泊松编辑（Poisson Image Editing）

本文最后更新于：2024年5月7日下午

图像融合在cv领域有着广泛用途，其中2003年的论文 Poisson Image Editing - 2003 因其开创性与效果拔群成为了相关领域的经典之作。而且该算法在传统图像融合算法中效果拔群，对该领域影响深远。

简介

泊松图像编辑是一种全自动的“无缝融合”两张图像的技术，由Microsoft Research UK的Patrick Perez，Michel Gangnet, and Andrew Blake在论文“Poisson Image Editing”中首次提出。

泊松编辑主要解决的是两个不同来源信号的无缝融合（seamless cloning）问题
目的是将源图像$g$的一部分内容$\Omega$融合到目标图像$f*$同样大小区域上，并使其自然融合过渡

左上：目标图像$f*$，区域$\Omega$是被源图像内容替换的部分；

左下：源图像$g$，区域$\Omega$内的内容需要贴到目标图像去

右上：直接将源图像信息贴过去会有违和的边缘过渡

右下：将源的信号按照原始梯度关系变化到目标图像边界，达到了无缝融合的效果

泊松编辑的目标是自然地融合来源不同的图像
将源图像粘贴到目标图像上
为了保持过渡平滑，顾及了源图像粘贴区域的梯度信息与目标图像的边缘信息
结合已知信息求解方程组得到泊松编辑图像的结果

理论介绍

符号定义

如上图所示：

图像融合是要把源图像$g$的指定区域$\Omega$融合到目标图像$S$中，边缘区域为$ \partial \Omega $，源图像区域函数$f^*$，目标图像区域函数$f$。
这里面$g$，$\Omega$，$S$，$ \partial \Omega $，$f^*$都是已知量，需要求的是$f$

理论

泊松图像编辑的目的是保留源图像的纹理，无缝融入到新图像中。

实现的思路就是将源图像的梯度保留，应用到目标图像的边界中，解出同时满足梯度和边缘约束条件的方程，得到目标区域像素。

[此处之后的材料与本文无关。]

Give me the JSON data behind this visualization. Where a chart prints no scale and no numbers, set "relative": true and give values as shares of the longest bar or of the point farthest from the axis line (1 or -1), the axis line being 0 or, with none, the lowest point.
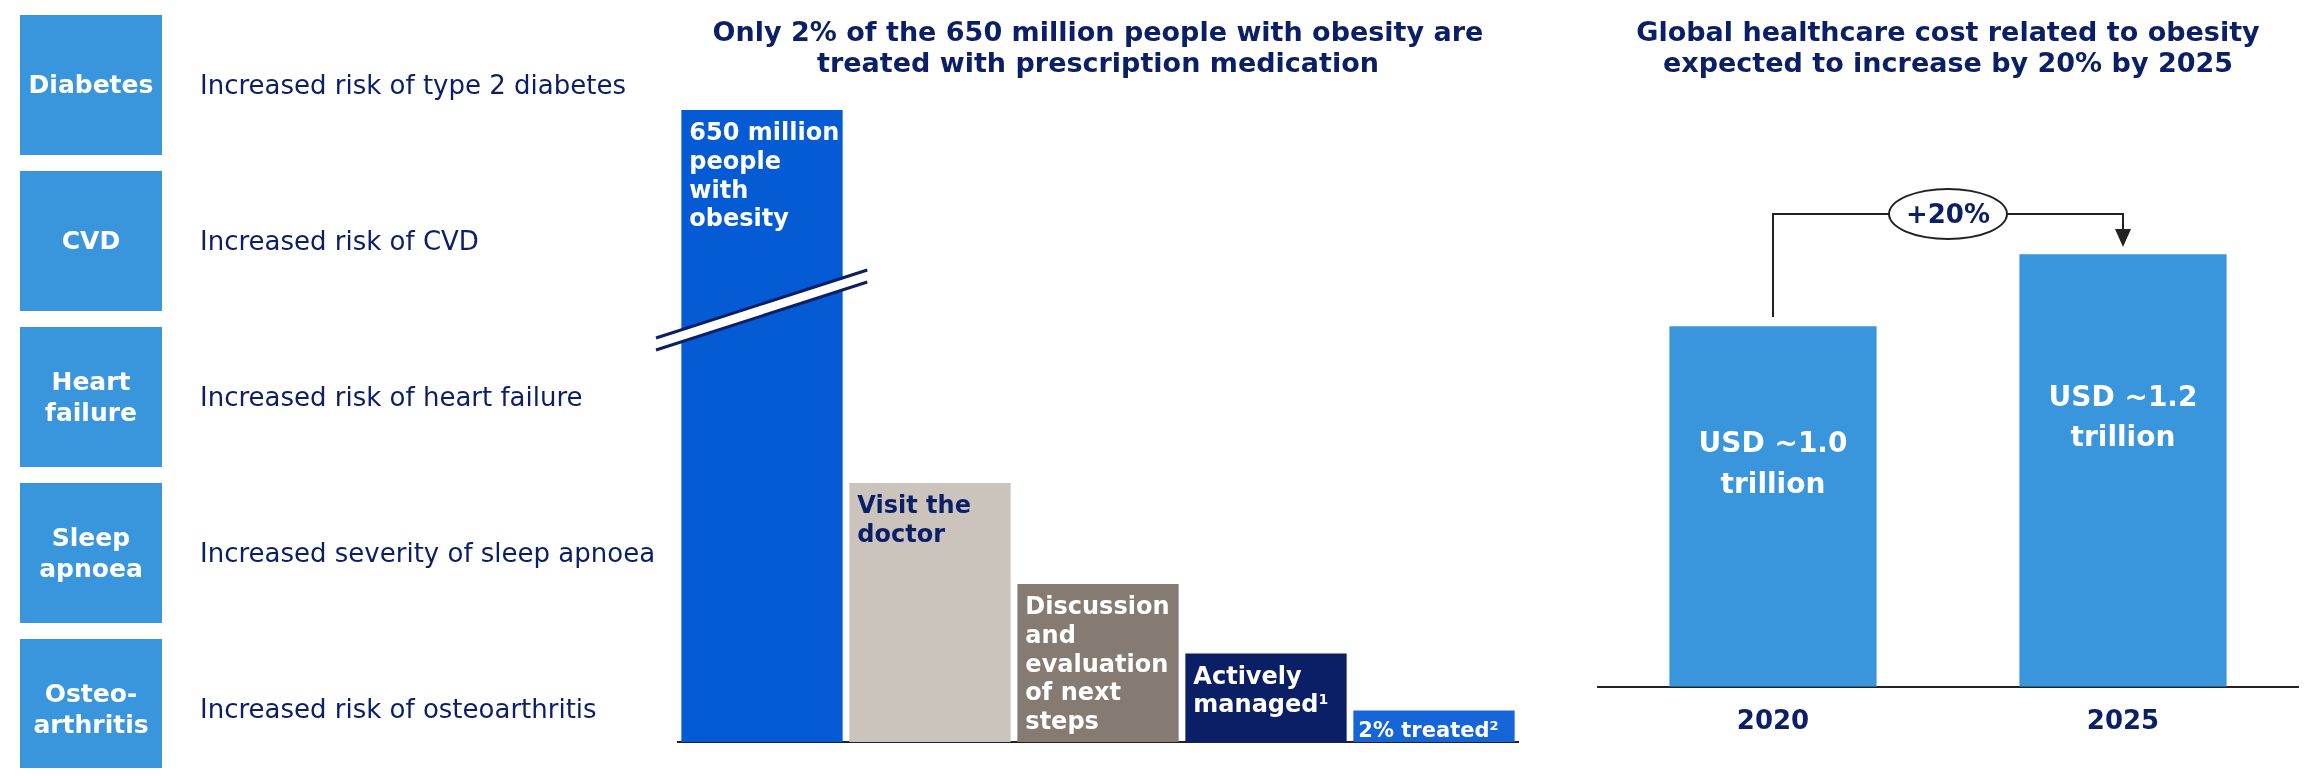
{
  "chart_data": [
    {
      "type": "other",
      "color": "#3a96dc",
      "categories": [
        "Diabetes",
        "CVD",
        "Heart failure",
        "Sleep apnoea",
        "Osteo-arthritis"
      ],
      "annotations": [
        "Increased risk of type 2 diabetes",
        "Increased risk of CVD",
        "Increased risk of heart failure",
        "Increased severity of sleep apnoea",
        "Increased risk of osteoarthritis"
      ]
    },
    {
      "type": "bar",
      "title": "Only 2% of the 650 million people with obesity are treated with prescription medication",
      "relative": true,
      "tick_labels": false,
      "categories": [
        "650 million people with obesity",
        "Visit the doctor",
        "Discussion and evaluation of next steps",
        "Actively managed$^{1}$",
        "2% treated$^{2}$"
      ],
      "values": [
        1,
        0.41,
        0.25,
        0.14,
        0.05
      ],
      "colors": [
        "#045bd3",
        "#cbc4bc",
        "#857b72",
        "#0a1f66",
        "#1565d8"
      ]
    },
    {
      "type": "bar",
      "title": "Global healthcare cost related to obesity expected to increase by 20% by 2025",
      "tick_labels": "x",
      "categories": [
        "2020",
        "2025"
      ],
      "values": [
        1.0,
        1.2
      ],
      "color": "#3a96dc",
      "value_labels": [
        "USD ~1.0 trillion",
        "USD ~1.2 trillion"
      ],
      "annotations": [
        "+20%"
      ]
    }
  ]
}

$$ \min _{f} \iint_{\Omega}|\nabla f-\mathbf{v}|^{2} \quad with \left.\quad f\right|_{\partial \Omega}=\left.f^{*}\right|_{\partial \Omega} $$

$∇f$ 指的是图像函数 $f$ 的梯度

$$
\nabla .=\left[\frac{\partial_{.}}{\partial x}, \frac{\partial}{\partial y}\right]
$$

$v$ 在原论文中是指一个引导向量场（guidance field），当用于图像合成时，它指的就是源图像的梯度。
这意味着上面的变分方程是指在$Ω$ 的区域内，$f$的梯度和源图像的梯度一致，而在$Ω$ 的边缘处f的值则和源图像$f^*$的值一致。这个变分方程的解是如下泊松方程在Dirichlet边界条件时的解，这也是为什么我们的融合方式叫做泊松融合。

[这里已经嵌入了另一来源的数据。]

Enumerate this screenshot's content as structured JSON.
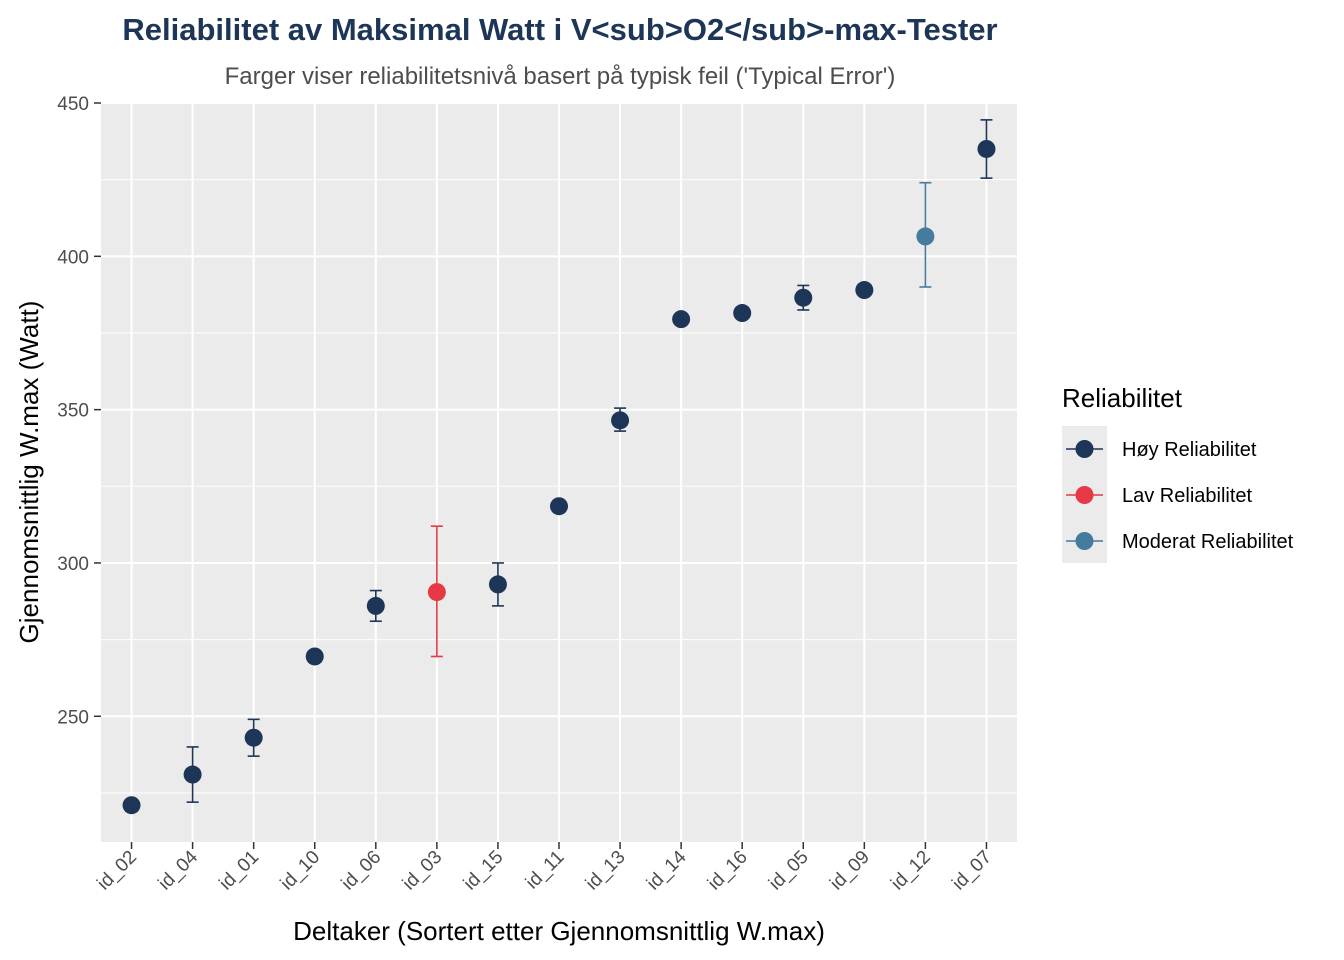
{
  "chart_data": {
    "type": "scatter",
    "title": "Reliabilitet av Maksimal Watt i V<sub>O2</sub>-max-Tester",
    "subtitle": "Farger viser reliabilitetsnivå basert på typisk feil ('Typical Error')",
    "xlabel": "Deltaker (Sortert etter Gjennomsnittlig W.max)",
    "ylabel": "Gjennomsnittlig W.max (Watt)",
    "ylim": [
      209,
      450
    ],
    "yticks": [
      "250",
      "300",
      "350",
      "400",
      "450"
    ],
    "grid": true,
    "legend": {
      "title": "Reliabilitet",
      "position": "right",
      "entries": [
        {
          "label": "Høy Reliabilitet",
          "color": "#1d3557"
        },
        {
          "label": "Lav Reliabilitet",
          "color": "#e63946"
        },
        {
          "label": "Moderat Reliabilitet",
          "color": "#457b9d"
        }
      ]
    },
    "categories": [
      "id_02",
      "id_04",
      "id_01",
      "id_10",
      "id_06",
      "id_03",
      "id_15",
      "id_11",
      "id_13",
      "id_14",
      "id_16",
      "id_05",
      "id_09",
      "id_12",
      "id_07"
    ],
    "points": [
      {
        "x": "id_02",
        "y": 221,
        "low": 221,
        "high": 221,
        "group": 0
      },
      {
        "x": "id_04",
        "y": 231,
        "low": 222,
        "high": 240,
        "group": 0
      },
      {
        "x": "id_01",
        "y": 243,
        "low": 237,
        "high": 249,
        "group": 0
      },
      {
        "x": "id_10",
        "y": 269.5,
        "low": 269.5,
        "high": 269.5,
        "group": 0
      },
      {
        "x": "id_06",
        "y": 286,
        "low": 281,
        "high": 291,
        "group": 0
      },
      {
        "x": "id_03",
        "y": 290.5,
        "low": 269.5,
        "high": 312,
        "group": 1
      },
      {
        "x": "id_15",
        "y": 293,
        "low": 286,
        "high": 300,
        "group": 0
      },
      {
        "x": "id_11",
        "y": 318.5,
        "low": 318.5,
        "high": 318.5,
        "group": 0
      },
      {
        "x": "id_13",
        "y": 346.5,
        "low": 343,
        "high": 350.5,
        "group": 0
      },
      {
        "x": "id_14",
        "y": 379.5,
        "low": 378.5,
        "high": 380.5,
        "group": 0
      },
      {
        "x": "id_16",
        "y": 381.5,
        "low": 381.5,
        "high": 381.5,
        "group": 0
      },
      {
        "x": "id_05",
        "y": 386.5,
        "low": 382.5,
        "high": 390.5,
        "group": 0
      },
      {
        "x": "id_09",
        "y": 389,
        "low": 389,
        "high": 389,
        "group": 0
      },
      {
        "x": "id_12",
        "y": 406.5,
        "low": 390,
        "high": 424,
        "group": 2
      },
      {
        "x": "id_07",
        "y": 435,
        "low": 425.5,
        "high": 444.5,
        "group": 0
      }
    ]
  }
}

$$ \Delta f=\operatorname{div} \mathbf{v}\text{ } over \text{ } \Omega , \text{ }with \left.f\right|_{\partial \Omega}=\left.f^{*}\right|_{\partial \Omega} $$

几个关键和符号说明

梯度 Gradient：

$$
\mathbf{v}=(u, v)=\nabla g
$$

拉普拉斯算子 Laplacian

$$ \quad \Delta f=\frac{\partial^{2} f}{\partial x^{2}}+\frac{\partial^{2} f}{\partial y^{2}} $$

散度 Divergence

$$ \begin{aligned} \operatorname{div} \mathbf{v} &=\frac{\partial u}{\partial x}+\frac{\partial v}{\partial y} \\ &=\frac{\partial^{2} g}{\partial x^{2}}+\frac{\partial^{2} g}{\partial y^{2}} \\ &=\Delta g \end{aligned} $$

核心

也就是$f^*$和$f$的散度对应相等
同时保证$f^*$和$f$的边界对应相等

$$
\Delta f=\Delta f^* \text{ over } \Omega , \text{ with } \left.f\right|_{\partial \Omega}=f^{*} \mid \partial \Omega
$$

求解方程

将泊松方程表示为线性向量形式 $Af=b$

等号的右边是图像$g$中每一个像素的拉普拉斯滤波结果$∆gp$，这很容易理解。未知函数$f$的每个元素构成了等号左边的列向量。而系数矩阵$A$则描述了最关键的$f$的拉普拉斯滤波算子。
列出方程后就是解方程组了，$A$是稀疏矩阵，每行元素不超过5个，可以用 $f = b / A$计算得到

参考代码

参考了一份github上星星最多的泊松图像编辑代码，改成了python3并封装成类方法，供大家参考。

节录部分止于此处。